Nas roupas da Natural Cotton Color, Francisca muitas vezes inclui rendas, bordados, crochês ou outros detalhes que valorizam a cultura brasileira, principalmente a paraibana. Hoje o mercado internacional representa 90% de seu faturamento, com negócios em mais de 10 países, principalmente Japão e Alemanha. A empresa ainda investe em certificação de produto orgânico pela Ecocert e de rastreabilidade pelo selo Friend of the Earth.
Francisca Vieira: em 2005, passou a utilizar apenas o algodão orgânico colorido em seus produtos e a ter foco na exportação. — Foto: Agência FotoSite
Francisca é formada em psicologia industrial e tem mestrado em engenharia de produção, mas a sua história com o algodão começou muito antes disso. Seus pais eram agricultores de cana-de-açúcar e algodão e, na década de 1980, perderam metade de sua renda quando uma praga devastou o algodão. “Nunca faltou comida na mesa ou escola, mas acabou o luxo, a fartura”, diz.
“Quando o bicudo invadiu a plantação, meu pai se recusou a colocar veneno. Ele era muito inteligente: só deixava pescar na época certa, proibia que passarinho fosse pra gaiola e dizia que agrotóxico na lavoura prejudica as pessoas, a água, os animais. São valores como esses que eu mantive na minha vida e no meu trabalho”.
A costura também fez parte de sua formação: “Eu adorava a máquina de costura, então ficava do lado da minha mãe enquanto ela fazia o timão, que é o pijama de flanela das crianças, e nossos vestidos. Com 13 anos, fiz a primeira roupa sozinha. Com uma tia aprendi a adaptar moldes e a cortar tecidos, então passei a fazer quase tudo o que usava”.
Nas roupas da Natural Cotton Color, Francisca inclui rendas, bordados, crochês ou outros detalhes que valorizam a cultura brasileira, principalmente a paraibana. — Foto: Divulgação
Já tendo concluído a faculdade, em 1995 Francisca lançou a Natural Cotton Color, mas poucos anos depois sua produção despencou com a chegada das roupas chinesas, que tinham custo final muito menor do que as nacionais. Procurando uma saída para a marca e estudando sobre tecidos e suas fibras, entendeu a composição dos materiais, o impacto que causam no meio ambiente e na sociedade.
Em 2005, passou a utilizar apenas o algodão orgânico colorido em seus produtos e a ter foco na exportação. “Fizemos uma primeira coleção usando as cores de algodão colorido disponíveis na época, bege e marrom. Nos anos seguintes, inovamos colocando artesanato, com vestidos enriquecidos por renda renascença, por exemplo”, conta.

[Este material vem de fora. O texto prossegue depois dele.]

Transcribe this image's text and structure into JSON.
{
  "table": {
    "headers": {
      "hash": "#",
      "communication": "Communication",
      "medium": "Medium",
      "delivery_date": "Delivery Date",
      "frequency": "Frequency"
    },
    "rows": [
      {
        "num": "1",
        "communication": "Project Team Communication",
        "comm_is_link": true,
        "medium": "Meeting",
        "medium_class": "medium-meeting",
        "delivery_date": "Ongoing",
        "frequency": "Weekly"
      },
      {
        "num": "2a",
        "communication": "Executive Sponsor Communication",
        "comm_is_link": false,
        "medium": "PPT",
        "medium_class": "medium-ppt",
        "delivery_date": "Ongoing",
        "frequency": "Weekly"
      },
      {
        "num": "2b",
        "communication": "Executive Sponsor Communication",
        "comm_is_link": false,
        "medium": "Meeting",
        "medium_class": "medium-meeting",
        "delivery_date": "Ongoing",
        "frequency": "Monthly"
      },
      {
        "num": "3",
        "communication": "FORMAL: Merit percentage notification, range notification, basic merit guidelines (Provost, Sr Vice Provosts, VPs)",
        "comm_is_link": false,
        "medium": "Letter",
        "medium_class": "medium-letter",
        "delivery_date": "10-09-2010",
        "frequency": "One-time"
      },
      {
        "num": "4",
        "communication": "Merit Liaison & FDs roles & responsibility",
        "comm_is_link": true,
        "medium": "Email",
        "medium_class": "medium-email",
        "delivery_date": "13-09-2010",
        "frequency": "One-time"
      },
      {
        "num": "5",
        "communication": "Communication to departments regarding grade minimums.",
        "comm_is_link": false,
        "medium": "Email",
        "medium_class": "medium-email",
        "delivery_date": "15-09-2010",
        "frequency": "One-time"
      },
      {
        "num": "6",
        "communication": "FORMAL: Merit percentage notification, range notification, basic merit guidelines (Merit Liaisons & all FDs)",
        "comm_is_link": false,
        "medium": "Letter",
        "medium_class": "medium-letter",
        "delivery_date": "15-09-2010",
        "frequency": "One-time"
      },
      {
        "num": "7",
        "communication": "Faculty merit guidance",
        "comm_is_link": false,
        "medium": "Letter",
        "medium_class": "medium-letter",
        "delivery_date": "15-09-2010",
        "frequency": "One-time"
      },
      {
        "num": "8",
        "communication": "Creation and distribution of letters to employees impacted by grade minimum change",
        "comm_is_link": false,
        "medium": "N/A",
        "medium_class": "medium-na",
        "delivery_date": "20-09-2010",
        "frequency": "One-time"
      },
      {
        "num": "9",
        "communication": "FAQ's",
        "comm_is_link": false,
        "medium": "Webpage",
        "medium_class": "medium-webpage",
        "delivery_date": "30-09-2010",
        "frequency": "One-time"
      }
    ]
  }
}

Para expandir a marca, em 2015 outra grande mudança foi necessária. Investiu tudo o que tinha na tecnologia para a produção de novos fios e tecidos com o algodão colorido, desenvolvendo jeans e jacquard de algodão com seda. Também passou a trabalhar com empresas que criaram novas fibras, usando seda e linho. Em 2020, quando estava prestes a lançar em maior escala as novidades na marca, começou a pandemia e faltaram políticas públicas nacionais para a moda sustentável.

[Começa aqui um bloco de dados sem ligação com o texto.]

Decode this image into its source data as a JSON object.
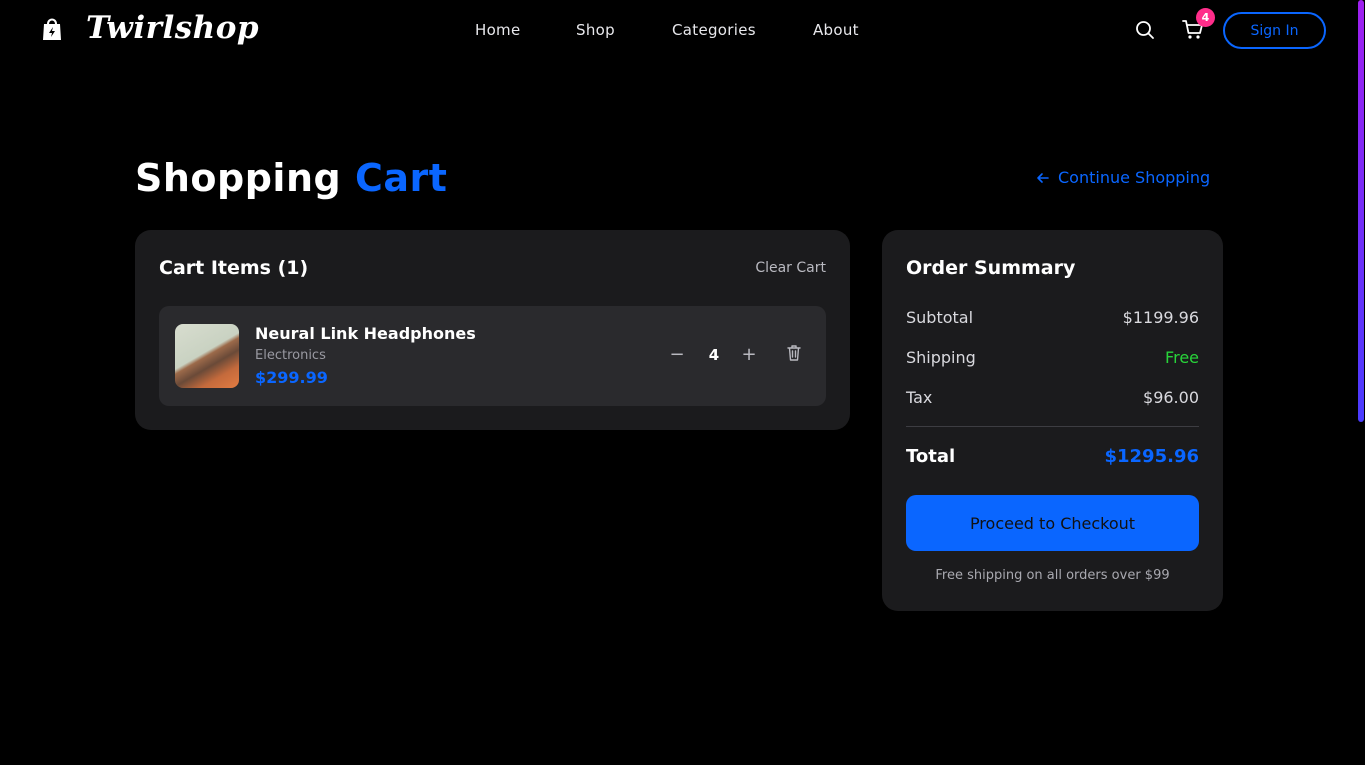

A empresária diz que é preciso subsídios financeiros e apoio para que o algodão orgânico deslanche e alcance valores mais acessíveis para o comprador, mas entende que o mercado já está mais favorável agora, 40 anos depois que a Paraíba foi atingida pela praga do bicudo. “Em 2023, já vejo mais portas se abrindo”, diz. Ela acredita que seu papel foi importante para isso. “Não quero ser ousada, mas acho que mudei a percepção das pessoas. Agora elas notam que o algodão orgânico e a agricultura familiar são viáveis e, mais do que isso, são um bom negócio”, diz. Na Semana de Moda de Milão, mais uma vez vai levar a cultura do Brasil para o mercado internacional. Quando retornar, já é hora de começar um novo ciclo: acompanhar a colheita do algodão e planejar as próximas coleções.